Reintroducing and monitoring pine martens in Wales
Genetic monitoring can help us learn a lot about the newly introduced pine martens in Wales today
Until recently pine martens have only been found in Scotland and Northern Ireland, with no sustainable populations in England and Wales. However, in 2015, PTES became one of the major funders for the Vincent Wildlife Trust-led project. This brilliant project successfully translocated 51 pine martens from Scotland to mid-Wales. These pine martens are now established in the Welsh countryside and the females have had kits each year since. During this time we have been able to monitor the animals using camera traps but now to really understand how well the population is doing we have to look at the genetic make-up of the animals.

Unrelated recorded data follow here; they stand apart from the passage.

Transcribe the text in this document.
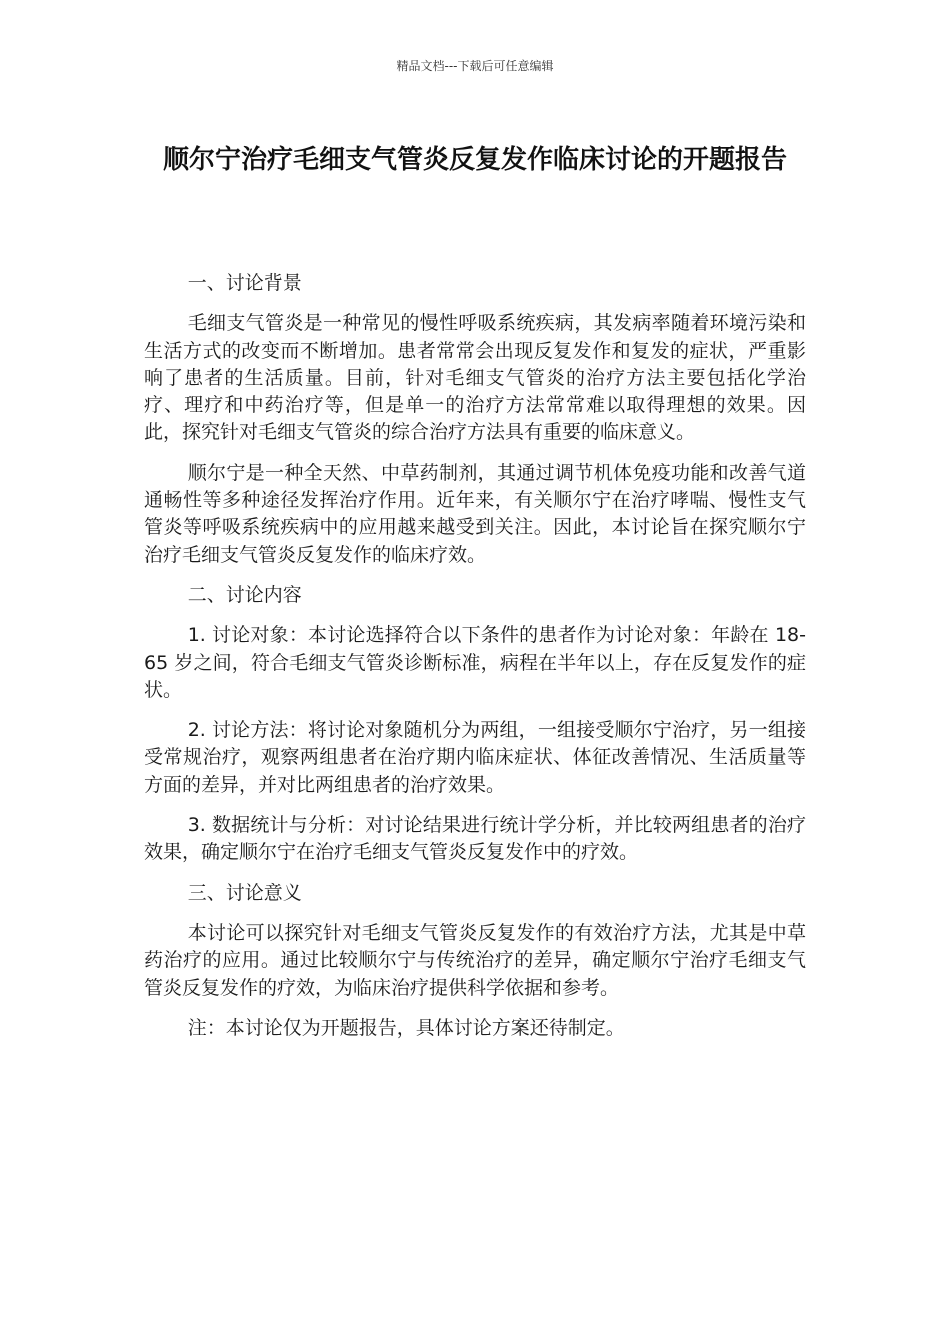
精品文档---下载后可任意编辑
顺尔宁治疗毛细支气管炎反复发作临床讨论的开题报告

一、讨论背景

毛细支气管炎是一种常见的慢性呼吸系统疾病，其发病率随着环境污染和生活方式的改变而不断增加。患者常常会出现反复发作和复发的症状，严重影响了患者的生活质量。目前，针对毛细支气管炎的治疗方法主要包括化学治疗、理疗和中药治疗等，但是单一的治疗方法常常难以取得理想的效果。因此，探究针对毛细支气管炎的综合治疗方法具有重要的临床意义。

顺尔宁是一种全天然、中草药制剂，其通过调节机体免疫功能和改善气道通畅性等多种途径发挥治疗作用。近年来，有关顺尔宁在治疗哮喘、慢性支气管炎等呼吸系统疾病中的应用越来越受到关注。因此，本讨论旨在探究顺尔宁治疗毛细支气管炎反复发作的临床疗效。

二、讨论内容

1. 讨论对象：本讨论选择符合以下条件的患者作为讨论对象：年龄在 18-65 岁之间，符合毛细支气管炎诊断标准，病程在半年以上，存在反复发作的症状。

2. 讨论方法：将讨论对象随机分为两组，一组接受顺尔宁治疗，另一组接受常规治疗，观察两组患者在治疗期内临床症状、体征改善情况、生活质量等方面的差异，并对比两组患者的治疗效果。

3. 数据统计与分析：对讨论结果进行统计学分析，并比较两组患者的治疗效果，确定顺尔宁在治疗毛细支气管炎反复发作中的疗效。

三、讨论意义

本讨论可以探究针对毛细支气管炎反复发作的有效治疗方法，尤其是中草药治疗的应用。通过比较顺尔宁与传统治疗的差异，确定顺尔宁治疗毛细支气管炎反复发作的疗效，为临床治疗提供科学依据和参考。

注：本讨论仅为开题报告，具体讨论方案还待制定。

Genetic monitoring can help us learn a lot about the pine martens in Wales today. It enables us to gain an understanding of how many animals there are, how genetically diverse the group is and how many of the original translocated animals have contributed their genes to this new population. PTES is providing funds to a team at the Waterford Institute of Technology (WIT) to investigate further. Over a four week period, fur and scat samples will be collected from the release site and areas around that the animals have colonised. Hair tubes are placed in key areas and baited with chicken; any inquisitive pine marten leaves a small hair sample after entering the tube. Scats will also be collected from footpaths in the same area.

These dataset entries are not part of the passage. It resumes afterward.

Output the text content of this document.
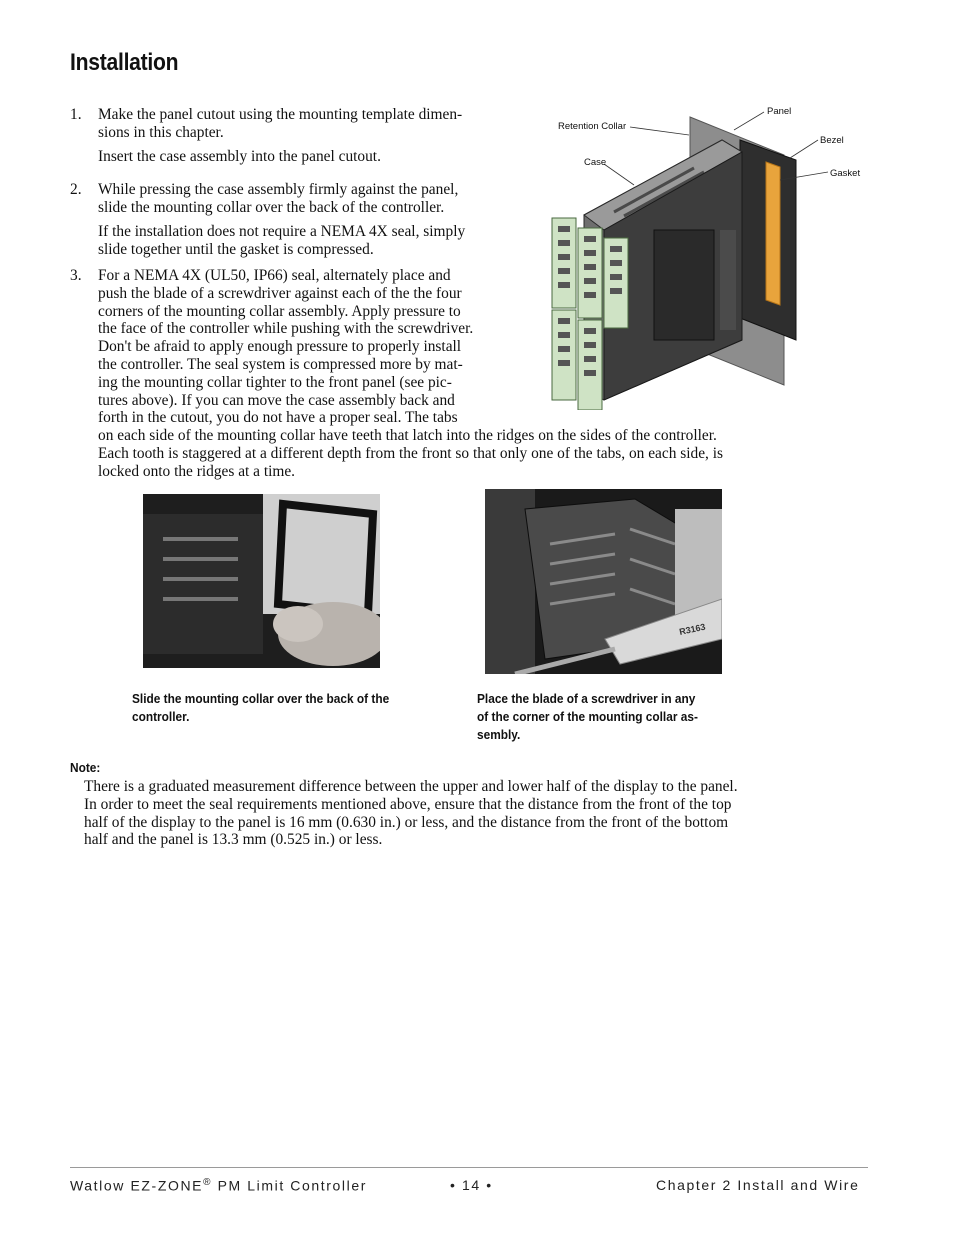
Installation
1. Make the panel cutout using the mounting template dimen-
sions in this chapter.
Insert the case assembly into the panel cutout.
2. While pressing the case assembly firmly against the panel,
slide the mounting collar over the back of the controller.
If the installation does not require a NEMA 4X seal, simply
slide together until the gasket is compressed.
3. For a NEMA 4X (UL50, IP66) seal, alternately place and
push the blade of a screwdriver against each of the the four
corners of the mounting collar assembly. Apply pressure to
the face of the controller while pushing with the screwdriver.
Don't be afraid to apply enough pressure to properly install
the controller. The seal system is compressed more by mat-
ing the mounting collar tighter to the front panel (see pic-
tures above). If you can move the case assembly back and
forth in the cutout, you do not have a proper seal. The tabs
on each side of the mounting collar have teeth that latch into the ridges on the sides of the controller.
Each tooth is staggered at a different depth from the front so that only one of the tabs, on each side, is
locked onto the ridges at a time.
Panel
Retention Collar
Bezel
Case
Gasket
R3163
Slide the mounting collar over the back of the
controller.
Place the blade of a screwdriver in any
of the corner of the mounting collar as-
sembly.
Note:
There is a graduated measurement difference between the upper and lower half of the display to the panel.
In order to meet the seal requirements mentioned above, ensure that the distance from the front of the top
half of the display to the panel is 16 mm (0.630 in.) or less, and the distance from the front of the bottom
half and the panel is 13.3 mm (0.525 in.) or less.
Watlow EZ-ZONE® PM Limit Controller	• 14 •	Chapter 2 Install and Wire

These samples will be genotyped by the Molecular Ecology Research Group at WIT. This means each sample can be identified down to an individual level. Then, any similarities in genes between individuals will enable the team to build up a picture of how related all the pine martens in the population are. The results will also help us identify problems such as skewed breeding success and inbreeding. The release of pine martens back into the Welsh countryside has been a huge success; this work will give us extra valuable information to help these animals thrive into the future.